Dr Nath, who is Chief of the Section of Infections of the Nervous System at the NIH’s National Institute of Neurological Diseases and Stroke, will lead the study: and he believes the immune system is where the action is.
Dr Nath said, “Our hypothesis is that post-infectious ME/CFS is triggered by a viral illness that results in immune-mediated brain dysfunction”.
The NIH is taking a very thorough approach to investigating immune (and other) problems. Although it’s relatively small, with 40 patients and 60 controls, the study is extraordinarily comprehensive, with two more studies due to build on its results, culminating, it’s planned, in trials of immunomodulatory agents.
Study highlights
The study will take an astonishingly in-depth look at the immune system, both via the blood and spinal fluid. On the basis of the initial findings, the NIH will decide where to target even more sophisticated tests.
The researchers will use a wide range of measures: thinking tests, metabolic tests that even measure how much energy patients burn as they sleep, autonomic function tests, and self-reported fatigue alongside activity measurement.

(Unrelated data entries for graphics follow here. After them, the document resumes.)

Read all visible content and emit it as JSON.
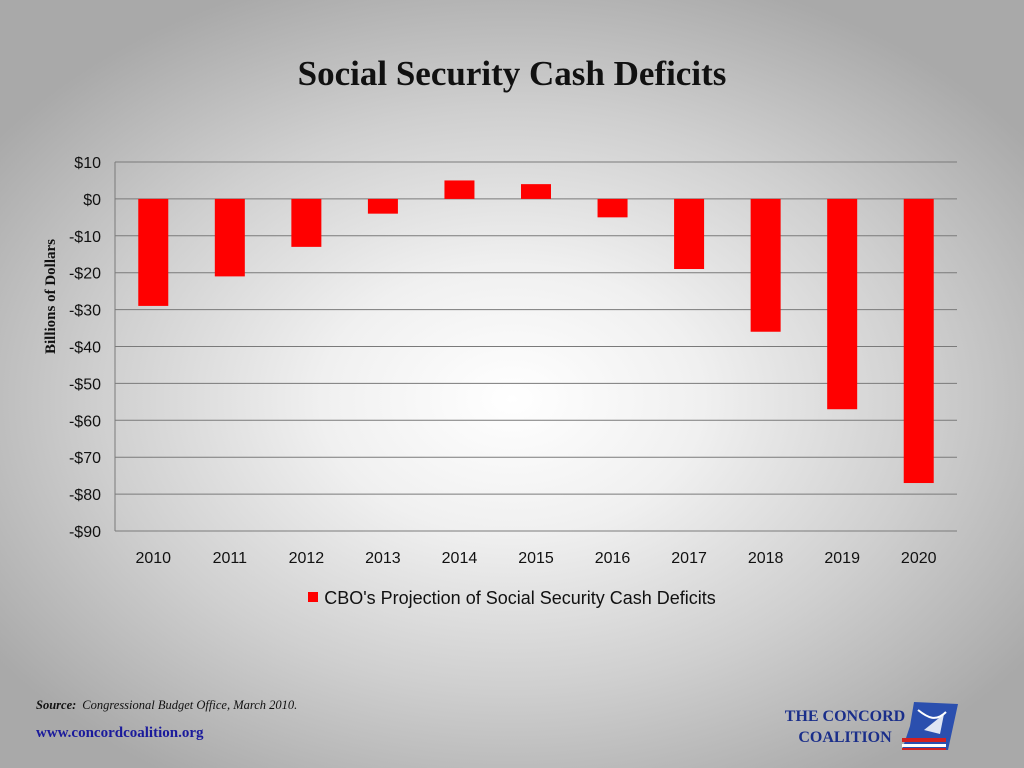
{
  "title": "Social Security Cash Deficits",
  "chart_data": {
    "type": "bar",
    "title": "Social Security Cash Deficits",
    "categories": [
      "2010",
      "2011",
      "2012",
      "2013",
      "2014",
      "2015",
      "2016",
      "2017",
      "2018",
      "2019",
      "2020"
    ],
    "series": [
      {
        "name": "CBO's Projection of Social Security Cash Deficits",
        "color": "#ff0000",
        "values": [
          -29,
          -21,
          -13,
          -4,
          5,
          4,
          -5,
          -19,
          -36,
          -57,
          -77
        ]
      }
    ],
    "ylabel": "Billions of Dollars",
    "xlabel": "",
    "ylim": [
      -90,
      10
    ],
    "yticks": [
      10,
      0,
      -10,
      -20,
      -30,
      -40,
      -50,
      -60,
      -70,
      -80,
      -90
    ],
    "ytick_labels": [
      "$10",
      "$0",
      "-$10",
      "-$20",
      "-$30",
      "-$40",
      "-$50",
      "-$60",
      "-$70",
      "-$80",
      "-$90"
    ],
    "grid": true,
    "legend_position": "bottom"
  },
  "legend": {
    "label": "CBO's Projection of Social Security Cash Deficits"
  },
  "footer": {
    "source_label": "Source:",
    "source_text": "Congressional Budget Office, March 2010.",
    "url": "www.concordcoalition.org",
    "org_line1": "THE CONCORD",
    "org_line2": "COALITION"
  },
  "logo": {
    "icon": "concord-coalition-logo-icon"
  }
}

Best of all, the study will look at how most of these measures are changed by exercise, focusing on the core feature of ME/CFS. And they will use two types of technology to probe what happens in the brain when patients are hit by exercise.
The most ambitious part of the study will use cutting-edge technology to try to reproduce in the laboratory the clinical or biological abnormalities seen in patients. It could dramatically speed up understanding of the illness and the development of treatments.
The hope is that this intensive approach will crack open the illness so researchers can see more clearly what’s inside – providing clues that could help reveal the mechanism of the illness, and lead to treatments.